23. De CWI heeft terecht overwogen dat alle betrokken partners zijn tekortgeschoten en dat geen van hen had mogen aannemen dat de sensorchip op het technische niveau was zoals in de aanvraag werd genoemd, zonder dit te verifiëren of naar verificatie te vragen. Hiermee is norm 3 (doe geen ongefundeerde claims over te behalen resultaten) van de gedragscode onvoldoende nageleefd. Het LOWI acht het echter onjuist om dit als normschending aan te rekenen aan de bestuurder, nu Verzoeker 2 (dit geldt overigens ook voor Verzoeker 1) zelf ook projectpartner is en zich daarom zelf ook had moeten vergewissen van het technische stadium waarin de sensorchip zich bevond. Het LOWI volgt Verzoeker 2 niet in zijn stelling zoals geuit in de hoorzitting bij de CWI dat dit zijn taak niet was omdat hij over wet- en regelgeving gaat.

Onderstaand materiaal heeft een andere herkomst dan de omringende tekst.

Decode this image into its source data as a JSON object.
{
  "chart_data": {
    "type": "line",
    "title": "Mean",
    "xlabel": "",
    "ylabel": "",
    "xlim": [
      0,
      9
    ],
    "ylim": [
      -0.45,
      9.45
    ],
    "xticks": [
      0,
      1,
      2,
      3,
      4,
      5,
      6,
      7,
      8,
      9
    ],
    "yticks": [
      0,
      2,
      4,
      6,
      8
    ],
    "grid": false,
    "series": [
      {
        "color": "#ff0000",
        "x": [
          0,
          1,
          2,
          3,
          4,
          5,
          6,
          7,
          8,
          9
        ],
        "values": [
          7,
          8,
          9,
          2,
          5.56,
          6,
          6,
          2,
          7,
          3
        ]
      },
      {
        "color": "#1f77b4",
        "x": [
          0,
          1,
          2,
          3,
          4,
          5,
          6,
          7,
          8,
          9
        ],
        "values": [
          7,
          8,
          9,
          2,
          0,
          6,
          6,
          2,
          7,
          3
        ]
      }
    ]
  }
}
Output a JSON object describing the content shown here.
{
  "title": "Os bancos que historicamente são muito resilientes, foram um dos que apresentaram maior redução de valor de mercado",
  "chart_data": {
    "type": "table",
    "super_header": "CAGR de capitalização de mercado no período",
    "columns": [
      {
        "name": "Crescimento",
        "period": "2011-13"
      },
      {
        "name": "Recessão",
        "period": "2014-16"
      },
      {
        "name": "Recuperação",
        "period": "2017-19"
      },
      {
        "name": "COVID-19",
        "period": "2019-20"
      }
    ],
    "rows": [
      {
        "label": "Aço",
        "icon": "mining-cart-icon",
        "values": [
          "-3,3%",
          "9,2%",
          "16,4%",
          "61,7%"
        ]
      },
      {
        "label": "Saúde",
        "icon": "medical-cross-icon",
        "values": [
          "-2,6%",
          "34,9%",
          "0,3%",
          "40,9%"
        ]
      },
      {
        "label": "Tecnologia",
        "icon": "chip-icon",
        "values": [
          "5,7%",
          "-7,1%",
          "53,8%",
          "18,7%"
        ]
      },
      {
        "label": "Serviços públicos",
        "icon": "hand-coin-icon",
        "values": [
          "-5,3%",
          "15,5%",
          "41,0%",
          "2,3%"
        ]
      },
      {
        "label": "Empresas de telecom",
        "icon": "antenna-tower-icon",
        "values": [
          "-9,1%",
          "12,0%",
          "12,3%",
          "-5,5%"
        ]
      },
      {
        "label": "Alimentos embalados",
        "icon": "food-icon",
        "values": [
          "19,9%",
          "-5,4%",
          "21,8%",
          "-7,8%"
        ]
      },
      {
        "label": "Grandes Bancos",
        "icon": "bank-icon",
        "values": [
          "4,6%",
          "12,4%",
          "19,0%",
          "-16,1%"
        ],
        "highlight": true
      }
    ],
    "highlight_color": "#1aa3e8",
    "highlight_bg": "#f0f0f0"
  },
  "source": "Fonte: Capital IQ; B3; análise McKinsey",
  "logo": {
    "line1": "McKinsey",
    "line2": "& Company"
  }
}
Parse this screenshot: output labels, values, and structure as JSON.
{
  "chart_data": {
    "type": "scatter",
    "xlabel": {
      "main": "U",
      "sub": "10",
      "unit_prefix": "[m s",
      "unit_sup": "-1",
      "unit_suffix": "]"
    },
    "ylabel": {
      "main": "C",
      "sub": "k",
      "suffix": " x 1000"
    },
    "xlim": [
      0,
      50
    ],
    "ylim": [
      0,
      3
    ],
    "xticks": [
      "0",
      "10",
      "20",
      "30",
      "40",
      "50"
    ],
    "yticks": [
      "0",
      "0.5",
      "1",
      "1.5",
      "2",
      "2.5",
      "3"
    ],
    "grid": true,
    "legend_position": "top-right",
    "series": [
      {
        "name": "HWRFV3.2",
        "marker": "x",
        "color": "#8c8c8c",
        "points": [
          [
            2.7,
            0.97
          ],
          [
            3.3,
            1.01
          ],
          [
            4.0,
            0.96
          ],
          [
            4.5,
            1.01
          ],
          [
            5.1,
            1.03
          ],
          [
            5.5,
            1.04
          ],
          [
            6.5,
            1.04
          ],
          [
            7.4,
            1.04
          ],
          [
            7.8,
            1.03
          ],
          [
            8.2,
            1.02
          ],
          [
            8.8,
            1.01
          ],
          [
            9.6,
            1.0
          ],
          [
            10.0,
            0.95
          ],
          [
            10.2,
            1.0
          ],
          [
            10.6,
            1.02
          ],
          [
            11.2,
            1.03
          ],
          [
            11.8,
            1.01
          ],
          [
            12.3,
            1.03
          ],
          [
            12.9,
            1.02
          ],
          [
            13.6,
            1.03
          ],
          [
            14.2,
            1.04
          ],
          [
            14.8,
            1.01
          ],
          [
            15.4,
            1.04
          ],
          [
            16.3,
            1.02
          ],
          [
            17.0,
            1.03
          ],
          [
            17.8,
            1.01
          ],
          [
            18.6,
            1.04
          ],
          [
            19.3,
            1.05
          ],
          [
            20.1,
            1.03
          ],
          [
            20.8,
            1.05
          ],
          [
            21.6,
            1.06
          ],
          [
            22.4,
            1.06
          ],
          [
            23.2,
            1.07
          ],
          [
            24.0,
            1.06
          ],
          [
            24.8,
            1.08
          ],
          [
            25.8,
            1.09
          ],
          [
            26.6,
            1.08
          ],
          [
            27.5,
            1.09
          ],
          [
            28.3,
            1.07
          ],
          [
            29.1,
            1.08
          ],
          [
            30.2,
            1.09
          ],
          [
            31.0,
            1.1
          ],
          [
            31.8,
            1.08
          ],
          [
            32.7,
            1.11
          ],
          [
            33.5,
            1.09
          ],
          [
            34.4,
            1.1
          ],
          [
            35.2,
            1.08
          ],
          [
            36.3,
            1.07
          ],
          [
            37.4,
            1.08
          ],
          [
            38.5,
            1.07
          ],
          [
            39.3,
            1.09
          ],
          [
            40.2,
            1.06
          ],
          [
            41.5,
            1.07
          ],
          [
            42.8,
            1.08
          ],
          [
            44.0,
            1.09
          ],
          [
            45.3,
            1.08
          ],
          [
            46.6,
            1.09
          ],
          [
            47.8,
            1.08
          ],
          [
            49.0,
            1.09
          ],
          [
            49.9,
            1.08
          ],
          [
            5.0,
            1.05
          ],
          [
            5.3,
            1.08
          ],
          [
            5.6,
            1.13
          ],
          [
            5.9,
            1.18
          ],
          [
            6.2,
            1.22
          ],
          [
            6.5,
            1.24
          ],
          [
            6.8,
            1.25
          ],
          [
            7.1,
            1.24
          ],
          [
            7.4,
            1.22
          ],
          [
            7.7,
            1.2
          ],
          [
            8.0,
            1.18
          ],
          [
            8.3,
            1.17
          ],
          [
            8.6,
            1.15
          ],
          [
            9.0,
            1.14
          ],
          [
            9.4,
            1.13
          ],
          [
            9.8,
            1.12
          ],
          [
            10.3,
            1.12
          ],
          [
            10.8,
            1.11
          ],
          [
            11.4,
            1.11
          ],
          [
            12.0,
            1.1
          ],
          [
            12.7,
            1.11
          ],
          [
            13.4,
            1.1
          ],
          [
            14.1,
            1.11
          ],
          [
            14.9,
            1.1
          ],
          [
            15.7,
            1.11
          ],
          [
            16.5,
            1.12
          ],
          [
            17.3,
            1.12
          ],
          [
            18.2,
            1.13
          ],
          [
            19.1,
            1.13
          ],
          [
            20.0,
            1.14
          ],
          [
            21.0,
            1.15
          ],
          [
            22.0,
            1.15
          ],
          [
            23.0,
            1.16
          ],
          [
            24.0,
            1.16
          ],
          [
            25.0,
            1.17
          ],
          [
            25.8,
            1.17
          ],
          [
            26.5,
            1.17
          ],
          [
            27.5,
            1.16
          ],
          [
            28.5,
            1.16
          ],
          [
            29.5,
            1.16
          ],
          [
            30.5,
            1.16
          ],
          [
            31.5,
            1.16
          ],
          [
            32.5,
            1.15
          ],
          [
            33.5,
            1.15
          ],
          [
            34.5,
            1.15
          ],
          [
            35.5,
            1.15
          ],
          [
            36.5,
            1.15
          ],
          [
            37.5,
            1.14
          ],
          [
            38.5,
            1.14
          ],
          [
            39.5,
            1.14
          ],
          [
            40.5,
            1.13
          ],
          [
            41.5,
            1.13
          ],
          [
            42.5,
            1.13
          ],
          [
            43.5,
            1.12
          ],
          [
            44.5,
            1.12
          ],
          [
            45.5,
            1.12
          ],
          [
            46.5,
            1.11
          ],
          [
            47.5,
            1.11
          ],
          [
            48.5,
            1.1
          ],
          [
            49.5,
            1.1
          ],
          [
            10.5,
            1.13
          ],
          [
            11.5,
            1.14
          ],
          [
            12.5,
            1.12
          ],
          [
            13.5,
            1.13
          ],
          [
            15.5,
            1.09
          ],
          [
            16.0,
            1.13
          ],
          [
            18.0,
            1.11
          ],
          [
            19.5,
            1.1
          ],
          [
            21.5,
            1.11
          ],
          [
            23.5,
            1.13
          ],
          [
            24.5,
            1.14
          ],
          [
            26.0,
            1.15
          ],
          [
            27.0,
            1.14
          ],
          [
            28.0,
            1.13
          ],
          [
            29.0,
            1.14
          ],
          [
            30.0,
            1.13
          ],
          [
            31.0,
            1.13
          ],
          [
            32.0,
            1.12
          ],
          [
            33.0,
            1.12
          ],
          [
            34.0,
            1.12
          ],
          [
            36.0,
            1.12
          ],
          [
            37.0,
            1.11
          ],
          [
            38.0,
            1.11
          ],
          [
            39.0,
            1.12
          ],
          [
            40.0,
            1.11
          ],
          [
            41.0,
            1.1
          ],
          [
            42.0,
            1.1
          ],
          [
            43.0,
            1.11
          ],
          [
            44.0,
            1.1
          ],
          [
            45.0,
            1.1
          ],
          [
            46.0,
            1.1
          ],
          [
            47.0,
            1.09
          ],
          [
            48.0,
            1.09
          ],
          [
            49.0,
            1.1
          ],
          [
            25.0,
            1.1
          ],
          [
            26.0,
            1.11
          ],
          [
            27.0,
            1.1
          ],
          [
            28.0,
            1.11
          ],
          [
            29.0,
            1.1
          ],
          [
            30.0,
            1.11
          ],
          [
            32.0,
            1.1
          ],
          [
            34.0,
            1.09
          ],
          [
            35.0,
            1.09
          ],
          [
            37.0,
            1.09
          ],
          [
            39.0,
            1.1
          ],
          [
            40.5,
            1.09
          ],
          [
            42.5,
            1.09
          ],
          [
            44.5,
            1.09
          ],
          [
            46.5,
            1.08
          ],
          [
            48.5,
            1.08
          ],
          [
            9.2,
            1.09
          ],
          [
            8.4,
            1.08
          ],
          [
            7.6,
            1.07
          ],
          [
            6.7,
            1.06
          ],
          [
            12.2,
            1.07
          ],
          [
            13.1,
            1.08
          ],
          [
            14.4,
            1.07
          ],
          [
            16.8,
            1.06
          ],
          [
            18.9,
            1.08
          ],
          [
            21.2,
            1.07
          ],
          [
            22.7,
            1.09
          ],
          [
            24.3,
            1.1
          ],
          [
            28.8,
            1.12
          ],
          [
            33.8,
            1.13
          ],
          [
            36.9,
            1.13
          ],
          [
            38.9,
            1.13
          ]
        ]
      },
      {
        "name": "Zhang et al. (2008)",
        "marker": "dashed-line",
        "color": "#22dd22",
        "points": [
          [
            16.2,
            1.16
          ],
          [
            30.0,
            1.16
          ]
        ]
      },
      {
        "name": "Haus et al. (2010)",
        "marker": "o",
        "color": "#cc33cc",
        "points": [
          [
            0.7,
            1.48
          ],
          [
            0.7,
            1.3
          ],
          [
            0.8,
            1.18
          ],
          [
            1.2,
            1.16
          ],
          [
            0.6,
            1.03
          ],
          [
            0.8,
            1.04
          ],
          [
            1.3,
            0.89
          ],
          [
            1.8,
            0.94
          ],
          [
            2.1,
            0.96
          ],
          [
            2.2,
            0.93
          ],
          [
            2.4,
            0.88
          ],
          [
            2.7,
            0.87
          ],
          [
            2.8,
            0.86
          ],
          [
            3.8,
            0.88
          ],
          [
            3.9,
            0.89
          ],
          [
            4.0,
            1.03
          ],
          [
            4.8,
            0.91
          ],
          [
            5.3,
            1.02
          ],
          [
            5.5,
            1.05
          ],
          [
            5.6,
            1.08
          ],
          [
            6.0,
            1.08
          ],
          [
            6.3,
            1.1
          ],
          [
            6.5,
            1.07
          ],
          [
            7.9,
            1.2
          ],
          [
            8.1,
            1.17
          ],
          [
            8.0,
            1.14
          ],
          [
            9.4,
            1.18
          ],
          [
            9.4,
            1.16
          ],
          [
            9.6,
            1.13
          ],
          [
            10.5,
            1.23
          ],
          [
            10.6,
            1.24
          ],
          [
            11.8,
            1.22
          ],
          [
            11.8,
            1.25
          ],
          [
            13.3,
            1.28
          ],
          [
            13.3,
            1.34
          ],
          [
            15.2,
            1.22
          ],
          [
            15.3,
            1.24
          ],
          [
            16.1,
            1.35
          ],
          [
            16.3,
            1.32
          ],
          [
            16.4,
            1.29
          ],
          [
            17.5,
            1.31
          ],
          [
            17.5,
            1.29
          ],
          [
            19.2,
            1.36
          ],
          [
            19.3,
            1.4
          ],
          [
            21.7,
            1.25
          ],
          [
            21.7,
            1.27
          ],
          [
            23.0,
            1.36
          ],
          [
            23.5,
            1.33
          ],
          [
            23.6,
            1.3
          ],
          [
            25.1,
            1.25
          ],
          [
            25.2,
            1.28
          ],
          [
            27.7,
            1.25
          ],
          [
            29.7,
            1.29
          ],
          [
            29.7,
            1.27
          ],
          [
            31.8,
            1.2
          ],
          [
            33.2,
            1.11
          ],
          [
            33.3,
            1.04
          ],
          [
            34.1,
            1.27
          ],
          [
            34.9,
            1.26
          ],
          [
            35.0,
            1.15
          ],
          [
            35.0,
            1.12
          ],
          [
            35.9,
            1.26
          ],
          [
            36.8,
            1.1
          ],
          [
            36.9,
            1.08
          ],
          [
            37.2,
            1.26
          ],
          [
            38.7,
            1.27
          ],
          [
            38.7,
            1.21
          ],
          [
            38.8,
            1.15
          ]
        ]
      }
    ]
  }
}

24. Hetgeen hiervoor is overwogen laat onverlet dat in subsidieaanvragen geen irreële uitgangsposities of irreële eindresultaten mogen worden voorgespiegeld (ook niet waar sprake is van een zeer competitief subsidieklimaat). Ook al leidt de klacht van Verzoeker 2 niet tot de conclusie dat de klacht gegrond is: nu de subsidieaanvraag een ongefundeerde claim bevatte, zal het LOWI de RvT adviseren dit advies ter informatie te delen met de subsidieverstrekker.
Conclusie
25. Gelet op het voorgaande zijn de verzoeken ongegrond.
ADVIES
Het Landelijk Orgaan Wetenschappelijke Integriteit:
I. verklaart de verzoeken ongegrond;
II. adviseert:
a. de klacht van Verzoeker 1 in het definitieve oordeel niet-ontvankelijk te verklaren;
b. de klacht van Verzoeker 2 in het definitieve oordeel ongegrond te verklaren;
c. dit advies, in het bijzonder overwegingen 19 t/m 21, ter lering te delen met de CWI;
d. dit advies ter informatie te delen met de subsidieverstrekker.
Aldus vastgesteld op 28 januari 2025 door prof. mr. H.E. Bröring, plaatsvervangend voorzitter, in tegenwoordigheid van mr. J.C. Zweistra, ambtelijk secretaris.